Постоял пару минут, сдерживая волнение, и наконец нажал на кнопку звонка. Услышал знакомую мелодию – тогда так звонили все звонки без исключения, в каждой квартире. Выбора не было – это сейчас он бескрайний.
Послышались шаги. Александр радостно выдохнул – значит, на месте! Значит…
– Кто там? – он услышал Беллочкин голос.
– Белл, это я! – хрипло ответил он. – Шура.
Молчание. Тишина. Наконец долгая возня с замком. Дверь открылась.
Он не узнал ее. Точнее – не узнавал. Перед ним стояла дряхлая старуха, опирающаяся на костыль. С большим трудом в ней угадывалась Белла. Красавица Белла.
Они молчали, разглядывая друг друга.
Наконец она произнесла:
– Ну что ж, заходи, раз уж пришел.
И, чуть покачнувшись, отступила назад, дав ему пройти.
Александр вошел, огляделся. Все было как-то… По-другому, что ли? Запущено, захламлено больше обычного. На вешалке висели зимние вещи, болтались меховые шапки, на полу стояла зимняя обувь. И это в разгар поздней весны.
– А где хозяин? – бодрым голосом спросил он и посмотрел на Беллочку.
Та не сводила с него взгляда – тяжелого, пронизывающего, холодного.
– На кладбище, – коротко ответила она, – делаешь вид, что не знал?
Александр, потрясенный, молчал. Стало вдруг трудно дышать, и он рванул ворот рубашки.
– Когда? – коротко спросил он.
– Два года тому, – прозвучало в ответ.
– Я… не знал! – почти выкрикнул он. – Ты что, мне не веришь? Я правда не знал!
Белла равнодушно посмотрела на него.
– Да какая разница, верю – не верю! Знал – не знал. Теперь-то какая разница? Ему все равно, когда он в могиле. – И она заплакала, ойкая и курлыча, совсем как в молодости. Тогда они смеялись над ее смехом и слезами – плакала и смеялась она с одинаковыми звуками и интонациями кудахтающей курицы.
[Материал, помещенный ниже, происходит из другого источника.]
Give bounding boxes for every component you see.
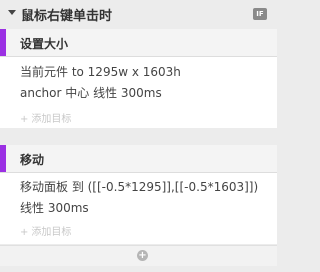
action-card-move[interactable]: 移动 移动面板 到 ([[-0.5*1295]],[[-0.5*1603]]) … <box>0 145 277 244</box>
action-detail-line[interactable]: anchor 中心 线性 300ms <box>20 84 162 101</box>
action-detail-line[interactable]: 移动面板 到 ([[-0.5*1295]],[[-0.5*1603]]) <box>20 178 258 195</box>
plus-icon: + <box>20 227 29 238</box>
add-action-bar[interactable]: + <box>0 245 277 266</box>
action-title: 移动 <box>20 153 45 167</box>
trigger-title: 鼠标右键单击时 <box>21 9 113 24</box>
trigger-header[interactable]: 鼠标右键单击时 IF <box>0 0 277 28</box>
action-header[interactable]: 设置大小 <box>0 29 277 57</box>
action-card-set-size[interactable]: 设置大小 当前元件 to 1295w x 1603h anchor 中心 线性 … <box>0 29 277 128</box>
action-header[interactable]: 移动 <box>0 145 277 173</box>
add-target-link[interactable]: + 添加目标 <box>20 223 71 238</box>
add-target-label: 添加目标 <box>31 114 72 125</box>
collapse-arrow-icon[interactable] <box>8 10 16 15</box>
plus-icon: + <box>20 114 29 125</box>
action-accent-bar <box>0 145 6 172</box>
add-action-icon[interactable]: + <box>137 250 148 261</box>
action-detail-line[interactable]: 线性 300ms <box>20 199 89 216</box>
add-target-label: 添加目标 <box>31 227 72 238</box>
add-target-link[interactable]: + 添加目标 <box>20 110 71 125</box>
action-title: 设置大小 <box>20 37 69 51</box>
action-accent-bar <box>0 29 6 56</box>
action-detail-line[interactable]: 当前元件 to 1295w x 1603h <box>20 63 181 80</box>
if-badge[interactable]: IF <box>253 8 267 20</box>
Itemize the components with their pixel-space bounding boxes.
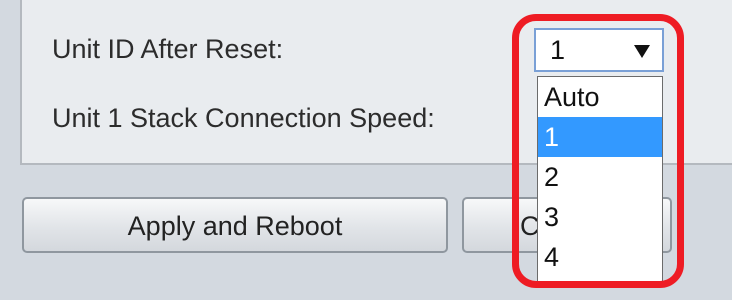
dropdown-option-3[interactable]: 3	[538, 197, 662, 237]
dropdown-option-1[interactable]: 1	[538, 117, 662, 157]
dropdown-option-4[interactable]: 4	[538, 237, 662, 277]
dropdown-option-2[interactable]: 2	[538, 157, 662, 197]
dropdown-option-auto[interactable]: Auto	[538, 77, 662, 117]
apply-and-reboot-button[interactable]: Apply and Reboot	[22, 197, 448, 253]
unit-id-dropdown-list: Auto 1 2 3 4	[537, 76, 663, 284]
unit-id-select-value: 1	[550, 35, 566, 65]
unit-id-after-reset-label: Unit ID After Reset:	[52, 34, 284, 64]
stack-connection-speed-label: Unit 1 Stack Connection Speed:	[52, 103, 435, 133]
unit-id-select[interactable]: 1	[534, 28, 664, 72]
dropdown-arrow-icon[interactable]	[634, 45, 650, 58]
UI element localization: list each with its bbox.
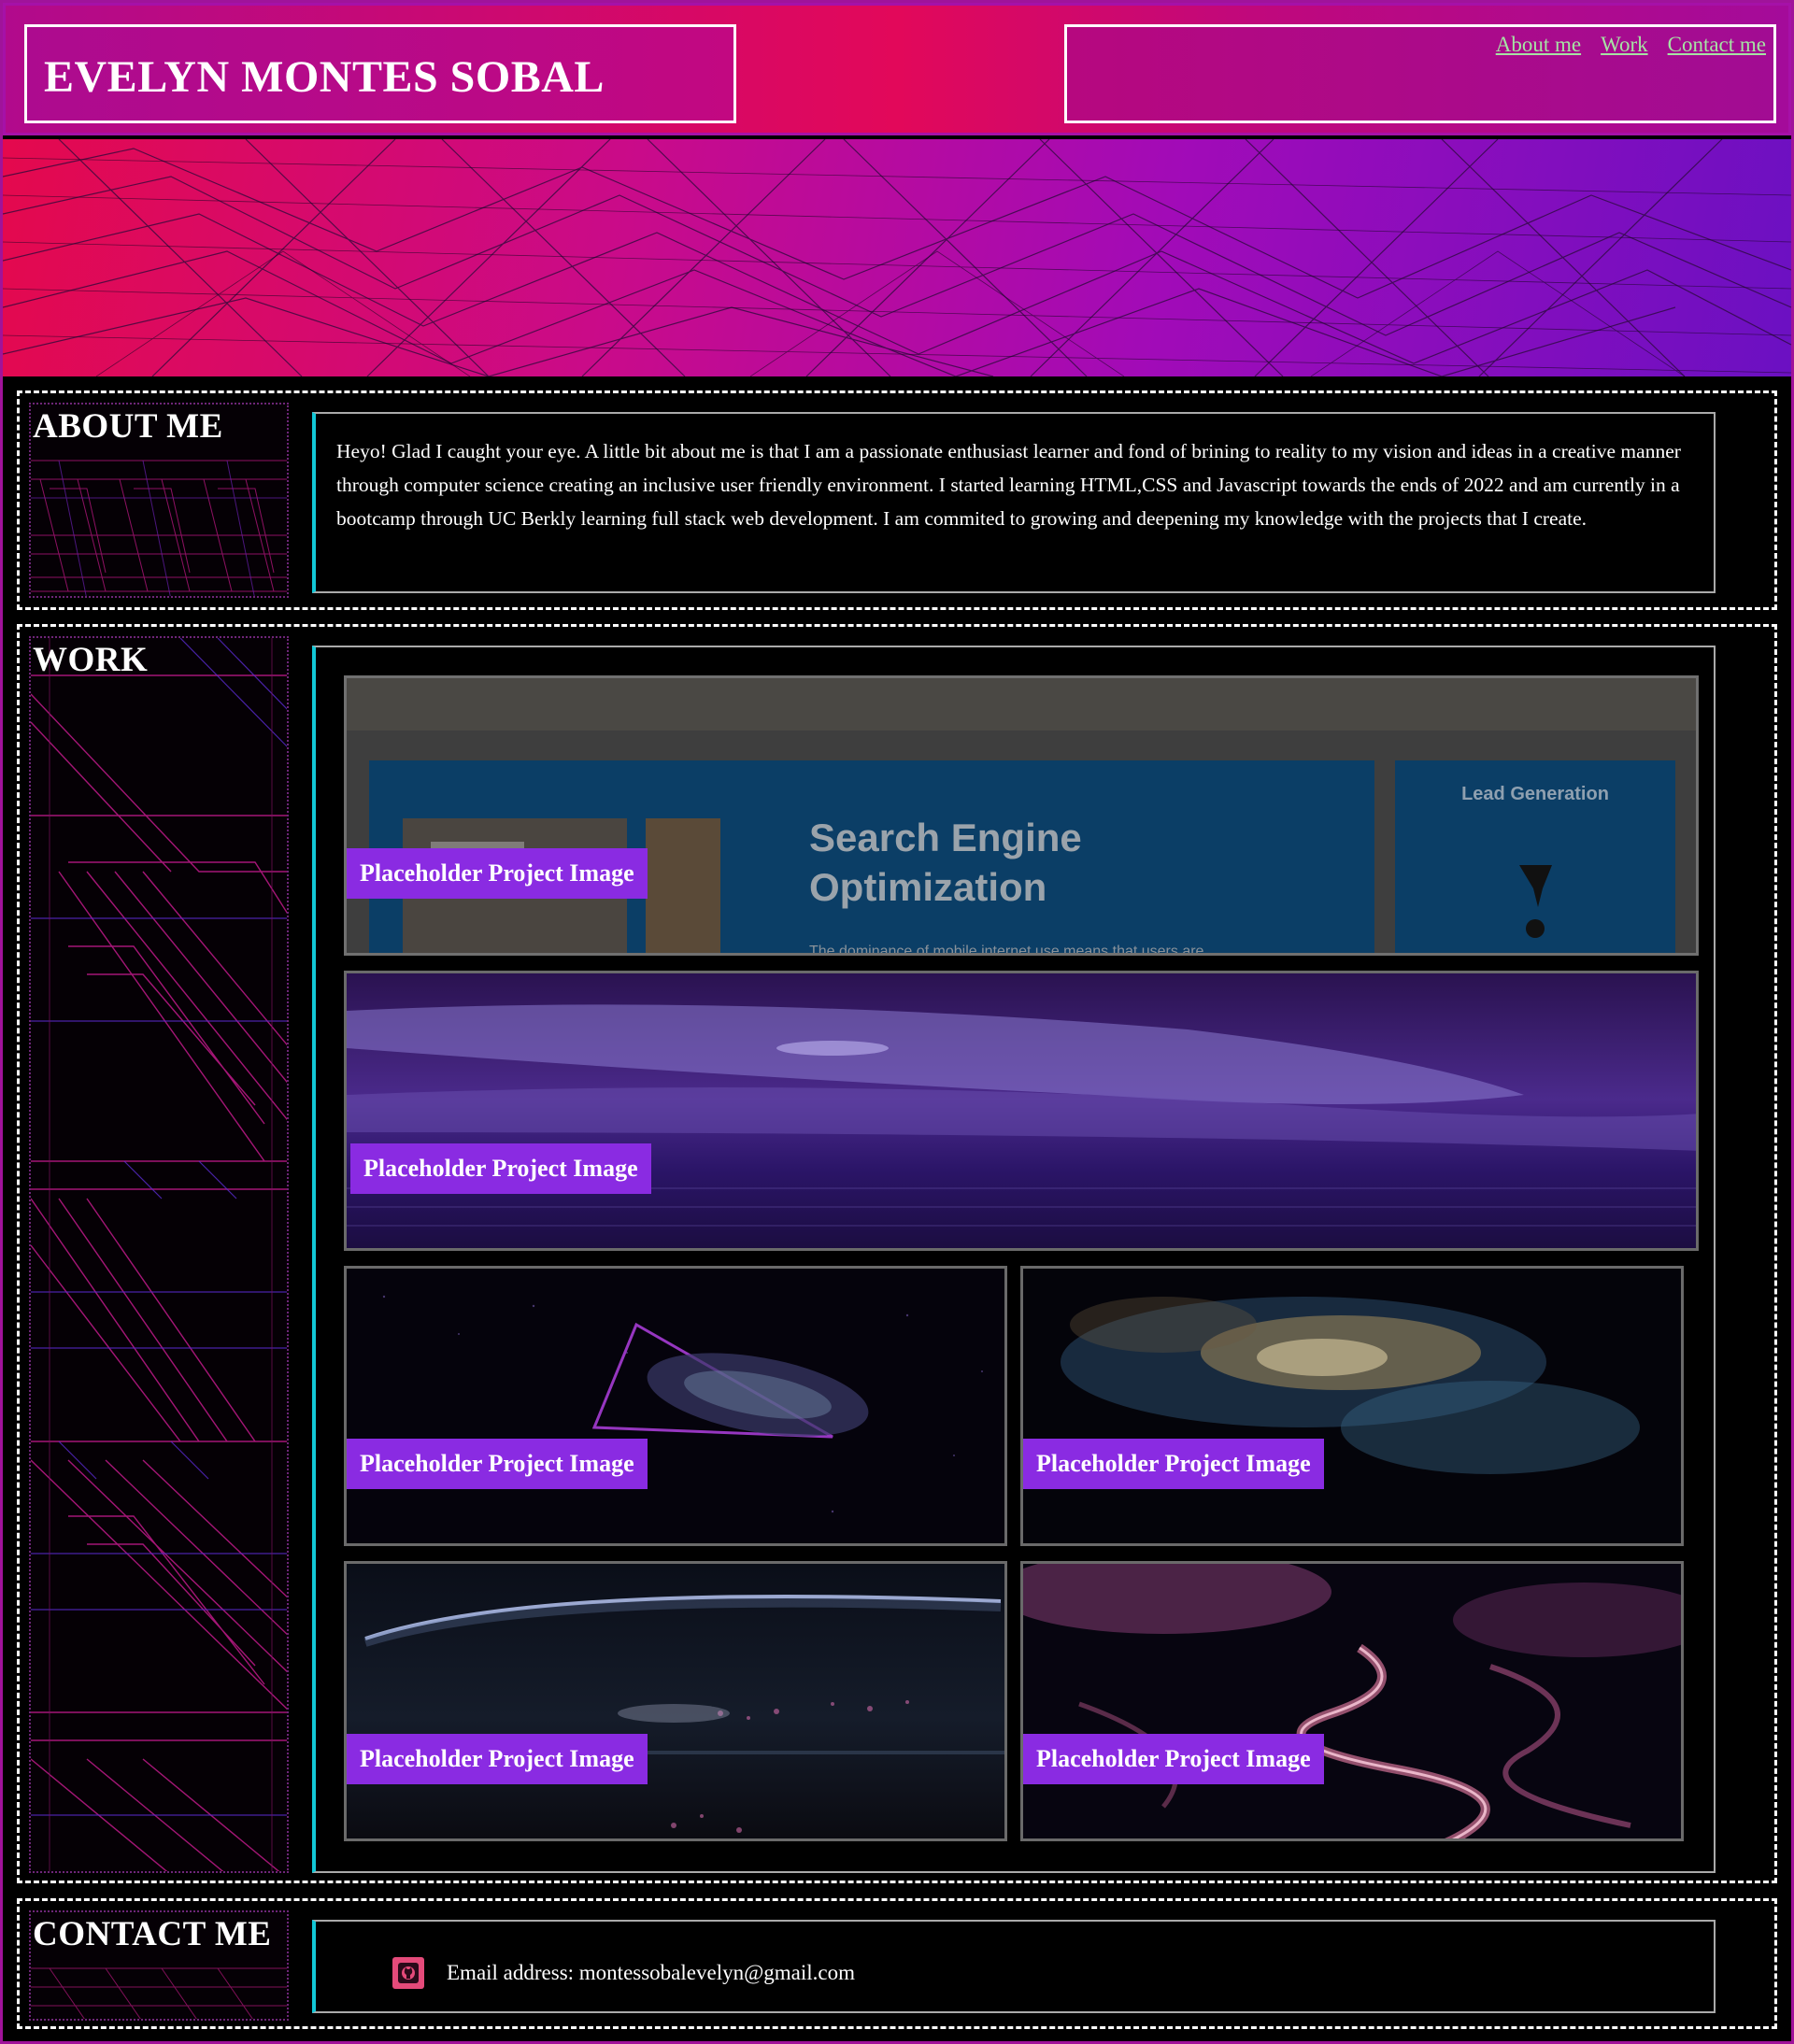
project-card-6[interactable]: Placeholder Project Image	[1020, 1561, 1684, 1841]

Держась за стенку, Белла медленно пошла в комнату. Александр двинулся за ней. Там тоже был совершеннейший беспорядок – разобранная несвежая постель, на мебели пыль толщиной в палец, мутные, сто лет не мытые окна и грязный, в пятнах, ковер, потерявший свой первоначальный цвет. Вспомнил – ковер они доставали с Мишкой, ездили к черту на кулички, куда-то в Люберцы по чьей-то наводке.
Зеленые уже закончились – оставались одни красные, и Мишка переживал, что Беллочке он не понравится.
Дурацкий, надо сказать, был ковер. Зоя говорила – мещанский.
А Беллочке, как ни странно, он очень понравился, хотя у нее был прекрасный вкус.
Ковер, потертый и грязный, лежал. А Мишки и Зои уже не было на этом свете. Сели. Долго молчали. Первым начал Александр:
– А я Зою похоронил. Тяжело уходила – не приведи бог. Онкология. К сыну вот собираюсь. Думал, приду к вам и… Не успел.
Он замолчал, чувствуя, как закипают слезы.
Беллочка равнодушно кивнула:
– Да, не успел. Видно, не торопился. Да что уж тут… – Она громко вздохнула. – Вот, теперь я одна. Никого. Ходит социальный работник, носит хлеб, молоко. Картошку. – Она перечисляла, словно припоминала. – А что еще? Соседи иногда помогают. Врач участковый. В общем – живу. Скорее бы туда, к Мише. Устала я очень. И совсем одна – никого! Вот видишь, в кого я превратилась. В полного инвалида! По квартире еще кое-как шастаю на костылях. А на улице года три не была. – И она заплакала.